Ereb Altor - Ulfven

Ereb Altor - "Ulfven"
chronique Ereb Altor - Ulfven

Bon Ereb Altor, ça me gonflait avant. Mais ça, c'était avant.

Je trouvais le groupe trop lent, trop mélodique et le chant clair insupportable. Le Pagan Doom de By Honour m'insupportait donc.

Pendant neuf ans, les recettes des Suédois n'ont fait qu'acquérir un système pileux de plus en plus développé, apparemment. Ulfven m'a donc presque immédiatement séduit.
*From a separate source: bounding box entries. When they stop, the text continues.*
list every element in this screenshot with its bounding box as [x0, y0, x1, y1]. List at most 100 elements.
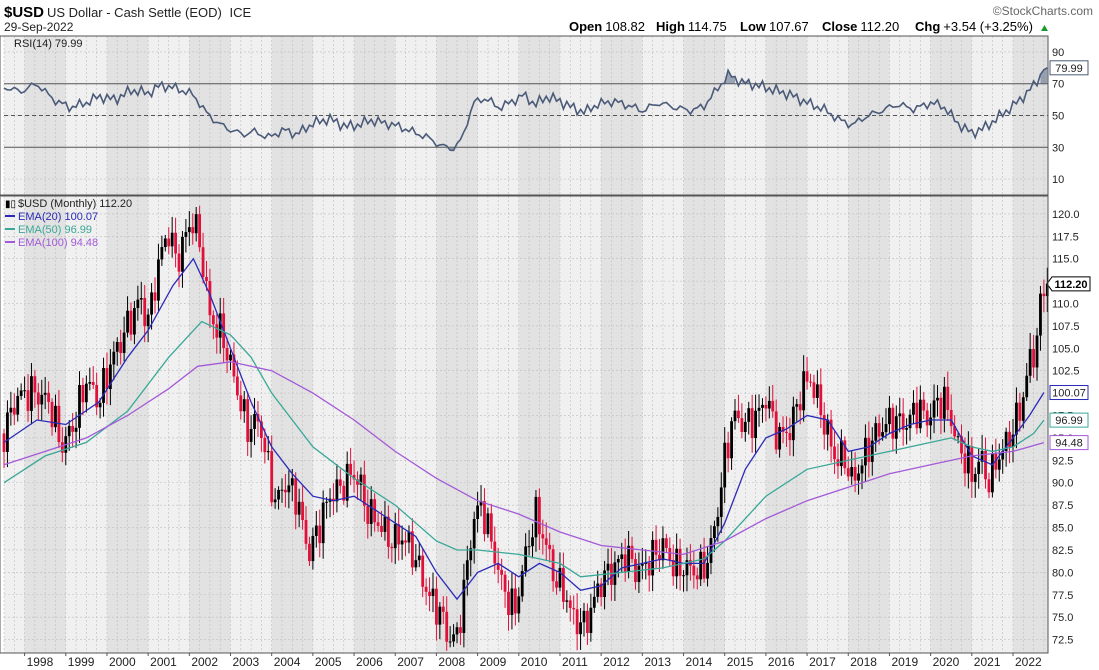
candle-body: [620, 554, 624, 559]
candle-body: [81, 384, 85, 403]
high-value: 114.75: [688, 19, 727, 34]
x-tick-label: 2018: [850, 655, 877, 669]
candle-body: [966, 446, 970, 474]
candle-body: [1018, 402, 1022, 421]
chg-value: +3.54 (+3.25%): [943, 19, 1033, 34]
candle-body: [126, 310, 129, 333]
candle-body: [338, 479, 342, 486]
candle-body: [833, 446, 836, 460]
candle-body: [1001, 450, 1005, 460]
candle-body: [380, 525, 383, 532]
x-tick-label: 2008: [438, 655, 465, 669]
candle-body: [905, 428, 909, 430]
candle-body: [826, 419, 830, 435]
candle-body: [743, 421, 747, 433]
candle-body: [253, 414, 256, 429]
candle-body: [671, 559, 675, 577]
candle-body: [695, 575, 699, 580]
candle-body: [201, 247, 205, 277]
price-tick-label: 115.0: [1052, 254, 1079, 266]
date-label: 29-Sep-2022: [4, 20, 74, 34]
candle-body: [802, 371, 806, 411]
candle-body: [266, 451, 270, 453]
up-arrow-icon: [1041, 25, 1048, 31]
candle-body: [953, 426, 957, 437]
candle-body: [867, 437, 871, 462]
x-tick-label: 2000: [109, 655, 136, 669]
candle-body: [218, 313, 222, 338]
rsi-value-box: [1049, 60, 1089, 76]
security-name: US Dollar - Cash Settle (EOD): [47, 5, 222, 20]
candle-body: [54, 405, 57, 428]
candle-body: [119, 342, 123, 353]
x-tick-label: 2002: [191, 655, 218, 669]
candle-body: [6, 412, 9, 452]
candle-body: [860, 465, 864, 474]
candle-body: [390, 546, 394, 549]
candle-body: [19, 390, 23, 396]
candle-body: [853, 467, 857, 481]
candle-body: [544, 538, 548, 545]
candle-body: [579, 622, 582, 635]
x-axis: 1998 1999 2000 2001 2002 2003 2004 2005 2006 2007…: [24, 653, 1042, 669]
candle-body: [520, 571, 524, 597]
candle-body: [459, 627, 462, 633]
candle-body: [997, 459, 1001, 470]
candle-body: [273, 499, 277, 503]
candle-body: [757, 407, 761, 411]
candle-body: [764, 404, 768, 409]
candle-body: [297, 501, 301, 515]
candle-body: [912, 402, 915, 415]
candle-body: [843, 440, 847, 469]
candle-body: [726, 442, 730, 459]
candle-body: [136, 299, 140, 309]
candle-body: [483, 501, 486, 535]
price-value-label: 112.20: [1054, 279, 1087, 291]
price-tick-label: 110.0: [1052, 299, 1079, 311]
chg-label: Chg: [915, 19, 940, 34]
candle-body: [874, 423, 878, 441]
candle-body: [78, 384, 81, 428]
candle-body: [610, 563, 613, 585]
candle-body: [946, 386, 950, 410]
candle-body: [102, 368, 105, 403]
candle-body: [349, 463, 353, 475]
x-tick-label: 2011: [562, 655, 588, 669]
candle-body: [925, 410, 929, 426]
x-tick-label: 2015: [727, 655, 754, 669]
candle-body: [877, 423, 881, 437]
candle-body: [369, 499, 373, 524]
candle-body: [630, 545, 634, 560]
price-tick-label: 87.5: [1052, 500, 1073, 512]
ema-line-1: [3, 257, 1045, 601]
candle-body: [970, 446, 974, 482]
candle-body: [115, 342, 119, 352]
open-label: Open: [569, 19, 602, 34]
candle-body: [438, 606, 442, 625]
x-tick-label: 2020: [933, 655, 960, 669]
candle-body: [761, 404, 764, 408]
legend-entry: EMA(50) 96.99: [18, 224, 92, 236]
candle-body: [304, 520, 308, 544]
candle-body: [510, 588, 514, 615]
low-value: 107.67: [769, 19, 809, 34]
candle-body: [270, 451, 274, 503]
candle-body: [881, 432, 884, 437]
candle-body: [91, 382, 95, 385]
candle-body: [606, 563, 610, 571]
candle-body: [822, 415, 826, 435]
candle-body: [235, 376, 239, 396]
candle-body: [1039, 293, 1042, 336]
candle-body: [417, 555, 421, 561]
candle-body: [654, 539, 658, 555]
candle-body: [980, 450, 984, 462]
candle-body: [864, 437, 867, 466]
open-value: 108.82: [605, 19, 645, 34]
candle-body: [428, 591, 431, 597]
candle-body: [939, 397, 943, 419]
candle-body: [541, 534, 545, 539]
x-tick-label: 2009: [480, 655, 507, 669]
candle-body: [682, 575, 685, 577]
candle-body: [479, 501, 483, 506]
candle-body: [664, 538, 668, 548]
La première plage, comme son nom l’indique, est composée de vers tirés de la Völuspá, les versets 50 à 54 précisément et qui causent du Ragnarök. La Völuspá est le poème d'un scalde anonyme écrit en vieux norrois et composé aux alentours du Xème siècle. Ces vers racontent le monologue d'une géante présentant ses visions à Odin. Elle dépeint ainsi le passé, le présent et la fin des temps, toute la cosmogonie, en fait, des anciens scandinaves.

Voilà pour la crédibilité du propos niveau Black Viking. C'est pas de la gnognotte donc.

 

Mes allégations péjoratives et passées sur la lenteur du propos disparaissent dès "En Synd Svart Som". Son intro débute ainsi tout en nerf et se poursuit par des moments d'accalmie et de rage. Forcément on pense aux deux Nordland de Bathory. Le groupe culte marque son territoire sur tout l'album.

Le troisième titre, guerrier à souhait et dont l'approche n'est pas sans rappeler un vieux Enslaved (alternance de différents vocaux) termine d'enterrer ma mauvaise foi païenne naturelle avec ses riffs puissants et Epic As Héroïque.

Où va s'arrêter le crescendo d'un album qui d’ores et déjà se place au dessus du panier de pagnes ? Pas avec un "The Rite Of Kraka", en tout cas, apocalyptique en mode BM majeur. Vas-y prends donc une grosse hache à deux mains en pleine mouille. Ereb Altor a aussi l'art de composer des mélodies qui rentrent immédiatement dans la caboche et qui se fredonne même dans son sommeil ("Ulfven") :

« Tu fais quoi ?

- Ben je dormais...

- Non tu chantais et mal en plus ! »

 

Concernant mes imputations désobligeantes sur le gazouillis roulito, on efface également l'ardoise et on reboote son propos.

« Oh un gars qui chante » m'a glissée ma chérie...

Désolé pour les fans de Quorthon mais Mats livre une performance en tout point supérieure à celles du maître qui étaient parfois pas bien justes en mode clair.

Sans en faire de trop, le gazier communique suffisamment d'émotions pour tempérer les quelques passages plein de bruit et de fureur de l'album.

 

Les Suédois portent les traditions des anciens scandinaves gravées dans leur peau et les chantent depuis presque quinze ans maintenant.

Ulfven a pulvérisé mes réticences en une écoute.

Y'a qu'un Viking chrétien qui ne change pas d'avis.